さて、ここでまずは枯れ枝にとまっている烏、死肉を啄んでいる烏の目の表情に注目してみよう。目の黒い瞳が上部に描かれていることで、表情がなんともとぼけた感じを与える。烏は死を予告する動物であり、烏が群れをなして木にとまり、大声で泣くときは、その家に死者が出るとも伝えられている。雑食で、死肉も漁る烏は、その羽根の色が真っ黒ということもあって日本では不幸、不吉、不気味、死といった負のイメージが強い。が、日野日出志の描く烏は、その目の描き方によってどことなくユーモアが漂っている。絵から受ける印象は、ひとそれぞれで、一概には言えないことを承知の上で言えば、この絵からわたしは〈臭い〉(腐臭)を感じない。死期を間近に控えた動物たちが集まってくる沼であるから、画面全体から腐臭が漂ってきても当然なのだが、どういうわけか臭いがまったくしない。その沼は水というよりは、肉を溶かす硫酸のような液体だったのではないかと思えるほどである。
もし、この沼が〈水〉(羊水)であったのなら、まさに〈ねむり沼〉という名にふさわしかったであろう。この世に誕生してきたすべての動物はいずれは死ななければならない。その〈死〉の世界が、自分の命を宿した所(子宮=母胎)であるなら、まさにそこは永遠の至福を約束するユートピアということになろう。しかし、ここに描かれた〈ねむり沼〉は、人を、動物を快適な眠りへといざなう〈母胎〉というよりは、やはり殺伐とした墓場という印象が強い。
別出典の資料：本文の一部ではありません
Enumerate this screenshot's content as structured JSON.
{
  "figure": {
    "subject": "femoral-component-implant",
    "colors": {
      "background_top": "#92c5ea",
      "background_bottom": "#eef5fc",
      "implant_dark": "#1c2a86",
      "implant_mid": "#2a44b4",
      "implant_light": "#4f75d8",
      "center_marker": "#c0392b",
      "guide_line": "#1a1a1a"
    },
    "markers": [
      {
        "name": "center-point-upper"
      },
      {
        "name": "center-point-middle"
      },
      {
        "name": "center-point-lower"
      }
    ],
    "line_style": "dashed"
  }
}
さらに気になるのは、烏の数の多さである。なぜこれほど多くの烏を描かなければならなかったのか。烏は群れをつくって生きる鳥である。寝床とする森や林に、多くの烏が集まってくるのは不思議ではない。しかし、作者はここで烏の習性を画面に反映させているわけではない。ここには作者の心理的な作為が働いている。烏は作者の〈注察妄想〉(監視カメラ)の隠喩として登場していたのではないだろうか。作者(および主人公)は、自分が不断に誰かから監視され見張られているという妄想に駆られていた可能性がある。ということは、作者は誰にも看破されてはならない秘密を持っていたことを意味する。〈看破されてはならない秘密〉を、無数の烏があばこうとしている。しかし、烏は、そんなことには我関せずといったとぼけた目をしている。もし、ここに描かれた無数の烏がいっせいに、作者の〈秘密〉に視線を合わせたら、こんな恐ろしいことはなかったであろう。おそらく作者は、自分が描いた烏の象徴的な意味を的確に把握してはいない。烏のおとぼけは意図的に、意識的になされたとは思えない。
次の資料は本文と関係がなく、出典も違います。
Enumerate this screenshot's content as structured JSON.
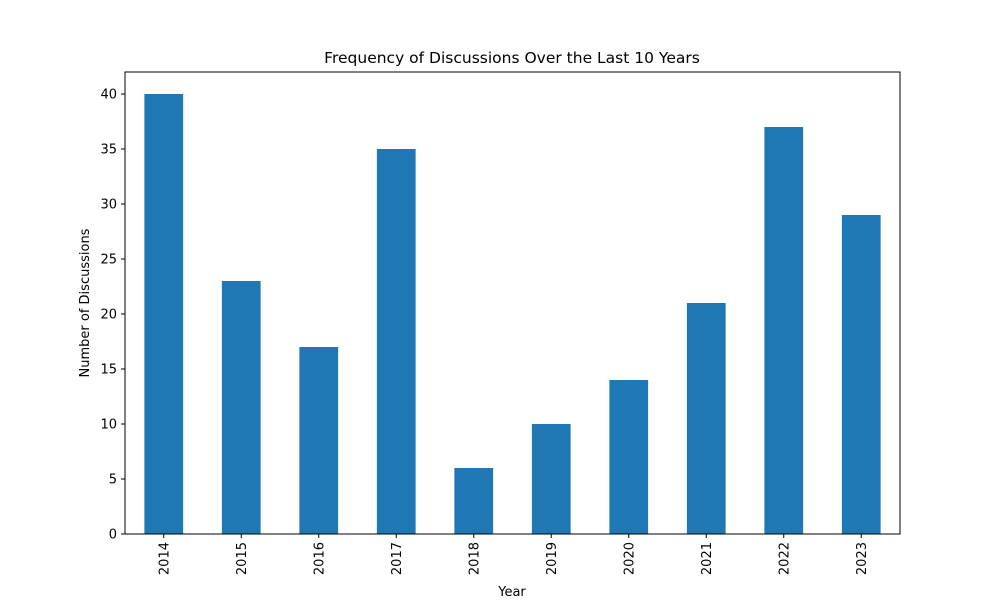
{
  "chart_data": {
    "type": "bar",
    "title": "Frequency of Discussions Over the Last 10 Years",
    "xlabel": "Year",
    "ylabel": "Number of Discussions",
    "categories": [
      "2014",
      "2015",
      "2016",
      "2017",
      "2018",
      "2019",
      "2020",
      "2021",
      "2022",
      "2023"
    ],
    "values": [
      40,
      23,
      17,
      35,
      6,
      10,
      14,
      21,
      37,
      29
    ],
    "ylim": [
      0,
      42
    ],
    "yticks": [
      0,
      5,
      10,
      15,
      20,
      25,
      30,
      35,
      40
    ],
    "xtick_rotation": "vertical",
    "grid": false,
    "legend": "none",
    "bar_color": "#1f77b4"
  }
}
無数の烏は、作者の〈秘密〉を隙あらばすぐに告発し、糾弾する〈社会〉であり〈世間〉の隠喩ともなっている。作者にとって〈ねむり沼〉の秘密は暴かれてはならない。しかし作者は同時に、その秘密が余すところなく暴かれ、真実を晒されたいという願いも潜めている。このアンビヴァレントな心理的葛藤と緊張の直中においてこの画面は作成されている。
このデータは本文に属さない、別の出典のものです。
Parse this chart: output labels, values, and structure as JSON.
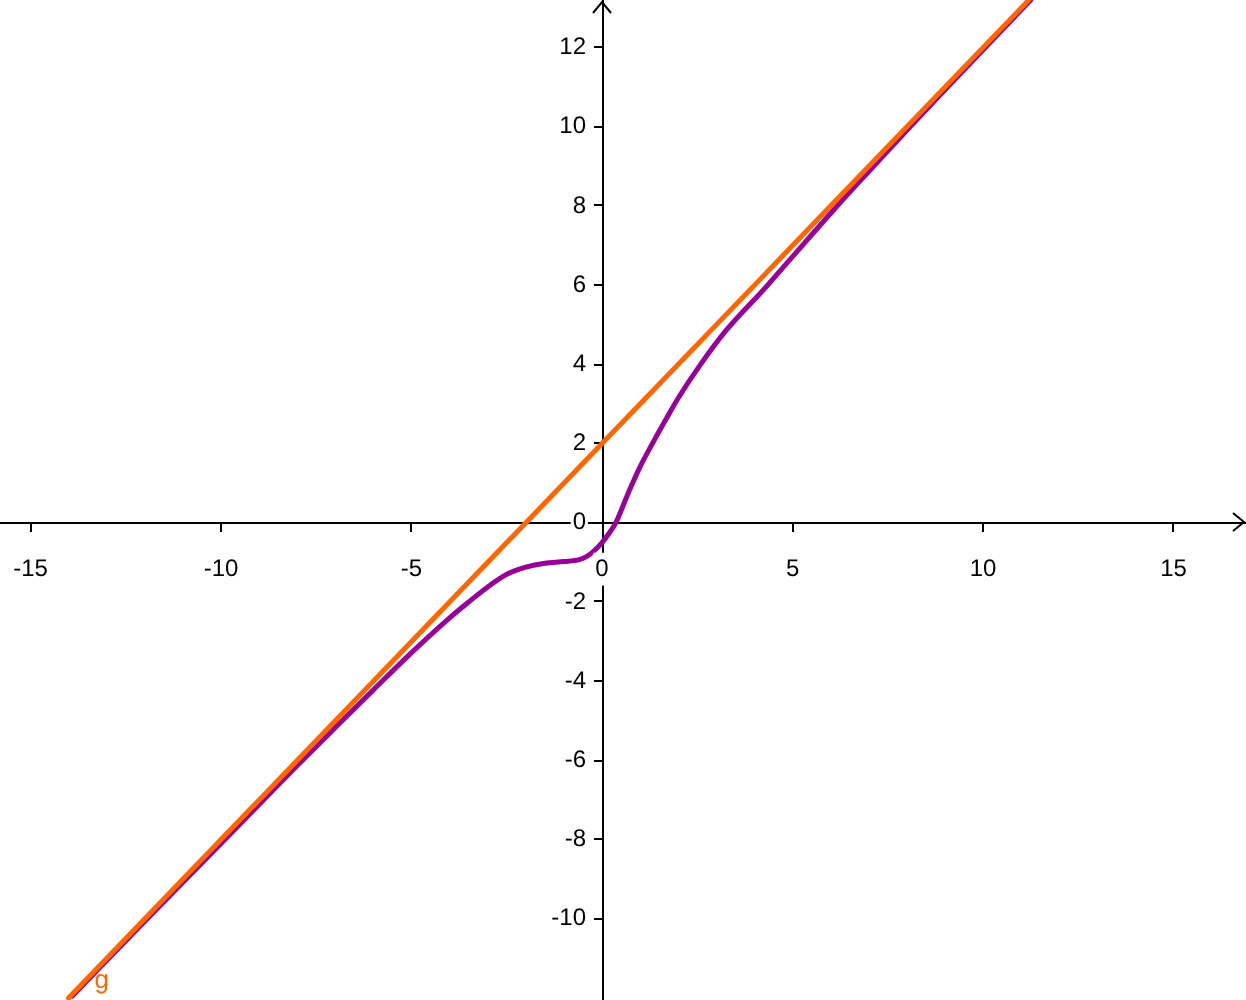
{
  "chart_data": {
    "type": "line",
    "xlim": [
      -15.8,
      16.9
    ],
    "ylim": [
      -12.05,
      13.2
    ],
    "xticks": [
      -15,
      -10,
      -5,
      0,
      5,
      10,
      15
    ],
    "yticks": [
      -10,
      -8,
      -6,
      -4,
      -2,
      0,
      2,
      4,
      6,
      8,
      10,
      12
    ],
    "series": [
      {
        "color": "#990099",
        "x": [
          -13.9,
          -12,
          -10,
          -8,
          -7,
          -6,
          -5,
          -4,
          -3.5,
          -3,
          -2.5,
          -2,
          -1.5,
          -1,
          -0.6,
          -0.4,
          -0.2,
          0,
          0.18,
          0.36,
          0.7,
          1,
          1.35,
          1.7,
          2,
          2.55,
          3.25,
          4.3,
          5,
          6.2,
          7,
          8,
          9,
          11.25
        ],
        "values": [
          -11.95,
          -10.06,
          -8.1,
          -6.13,
          -5.17,
          -4.22,
          -3.28,
          -2.4,
          -2.0,
          -1.62,
          -1.3,
          -1.12,
          -1.02,
          -0.98,
          -0.93,
          -0.85,
          -0.7,
          -0.5,
          -0.27,
          0,
          0.78,
          1.42,
          2.05,
          2.65,
          3.15,
          3.95,
          4.85,
          5.95,
          6.72,
          8.03,
          8.87,
          9.91,
          10.93,
          13.2
        ]
      },
      {
        "name": "g",
        "color": "#ff6600",
        "x": [
          -14,
          -2,
          0,
          11.2
        ],
        "values": [
          -12,
          0,
          2,
          13.2
        ]
      }
    ]
  }
}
自分の才能を信じ、自分の仕事に邁進する青年期において、将来の不安を全く感じない者は稀であろう。日野日出志とて例外ではなかったはずである。この画面には、死に対する不安と恐怖、そして同時に死に対する凝視と憧れがある。人間は生まれて来た以上は死ななければならない。誰も近づかないといった〈ねむり沼〉(墓場)であるが、結局人間は誰一人の例外もなく墓場へとつかなければならない。この画面に、人の骨はなく、人間のみは死が免れているような錯覚に陥るが、そんな錯覚はすぐに醒めざるを得ない。